After spending a bit of time looking up beginners recipes for homemade cider, I arrived at my neighbor’s house to find the garden lawn scattered with apples. I gathered up as many apples as I could carry and got back to the kitchen to set to work. After rising the apples, I set about quartering them and removing the cores. Some had bruises and wormholes, which meant that special attention was needed when preparing them, taking an extra moment to slice off the black or rotten bits. I decided that I would stick as many apples as would fit in the slow cooker for softening – it was a red hot day and I didn’t really fancy creating a ton of excess heat on the stove top. I put the apples in on high, along with 3/4 a cup (150g) of sugar and enough water to cover (I could fit about 9 cups, or a couple of litres, without the slowcooker overflowing). Four hours later, they were soft enough to mash with a potato masher.
I hadn’t appreciated how many apples it takes to make even a small amount of cider; it’s a LOT. Having generated a somewhat disappointing volume of strained liquid from my softened-then-mashed apple and water mixture, I wondered if I might have messed up the water ratio. A quick Google revealed that a whopping 20lb is standardly required to produce about a gallon (3.7 litres) of cider. I used to think that handling brewing grain was cumbersome, but making cider from scratch at home has given me a whole new appreciation for how hard cidermakers and orchardists work to produce beautiful craft ciders.
My intent for my first batch was to try spontaneous fermentation, but unfortunately this never got off the ground. After a few days of checking on the cheesecloth-covered wide-mouth jar in the fermentation fridge (giving it a good stir each time), I wasn’t seeing any signs of yeasty life. Eventually I gave in and decided to taste a little of the (almost certainly 0% ABV) cider. Naturally it was a little too sweet given the excess sugar that had not been converted.

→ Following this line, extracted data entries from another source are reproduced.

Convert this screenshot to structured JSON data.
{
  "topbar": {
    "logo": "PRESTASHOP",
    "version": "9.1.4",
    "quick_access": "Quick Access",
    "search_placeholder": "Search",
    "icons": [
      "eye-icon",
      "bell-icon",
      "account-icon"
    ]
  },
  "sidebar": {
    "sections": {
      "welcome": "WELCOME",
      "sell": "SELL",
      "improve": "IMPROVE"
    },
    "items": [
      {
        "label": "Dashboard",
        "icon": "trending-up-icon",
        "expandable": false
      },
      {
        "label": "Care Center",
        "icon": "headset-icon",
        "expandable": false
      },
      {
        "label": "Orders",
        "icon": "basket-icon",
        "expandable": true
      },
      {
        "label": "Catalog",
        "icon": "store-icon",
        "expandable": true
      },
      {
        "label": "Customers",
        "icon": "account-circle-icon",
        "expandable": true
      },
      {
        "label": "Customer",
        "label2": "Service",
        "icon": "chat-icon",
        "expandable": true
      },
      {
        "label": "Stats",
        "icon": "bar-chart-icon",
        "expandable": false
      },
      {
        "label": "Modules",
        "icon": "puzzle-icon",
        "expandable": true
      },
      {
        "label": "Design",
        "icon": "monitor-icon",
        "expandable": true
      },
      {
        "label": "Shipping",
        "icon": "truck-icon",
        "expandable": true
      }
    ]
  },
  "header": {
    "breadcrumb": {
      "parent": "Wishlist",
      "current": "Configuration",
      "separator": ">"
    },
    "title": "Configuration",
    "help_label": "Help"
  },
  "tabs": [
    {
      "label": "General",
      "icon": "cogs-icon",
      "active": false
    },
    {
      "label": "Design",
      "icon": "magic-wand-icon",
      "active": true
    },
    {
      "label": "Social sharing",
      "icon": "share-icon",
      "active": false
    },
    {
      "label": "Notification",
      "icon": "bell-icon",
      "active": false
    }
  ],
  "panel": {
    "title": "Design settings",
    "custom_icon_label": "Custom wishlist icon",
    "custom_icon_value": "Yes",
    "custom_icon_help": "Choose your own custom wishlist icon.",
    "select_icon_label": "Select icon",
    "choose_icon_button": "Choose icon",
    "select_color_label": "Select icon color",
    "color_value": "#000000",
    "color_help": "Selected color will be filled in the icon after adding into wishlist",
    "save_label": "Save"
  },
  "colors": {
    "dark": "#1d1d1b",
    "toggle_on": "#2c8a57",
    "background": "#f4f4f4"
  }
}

Not to be deterred by the failed attempt at using wild yeast, I acquired a cider yeast from the local homebrew store and set about making a scaled-up batch, this time on the stovetop. Naturally, the apples softened much faster thanks to the direct heat, and after a cool off in an ice bath in the sink, it was time to strain through a fine mesh sieve into my sanitized fermenter. It went straight into the fermentation fridge held around 66F (18.9C).
After two weeks, I bottled it and put it straight into the fridge. Final gravity reading suggests an ABV of 4%. I tried a little glass of it at bottling stage. It has aromas of earth, funk and citrus and tastes lightly astringent like a tart lemonade, with a funky sweetness in the aftertaste. I’m looking forward to see how the flavor changes after another couple of weeks in bottles. I also have more apples on the way from my neighbor, so my adventures in cidermaking are not quite over yet!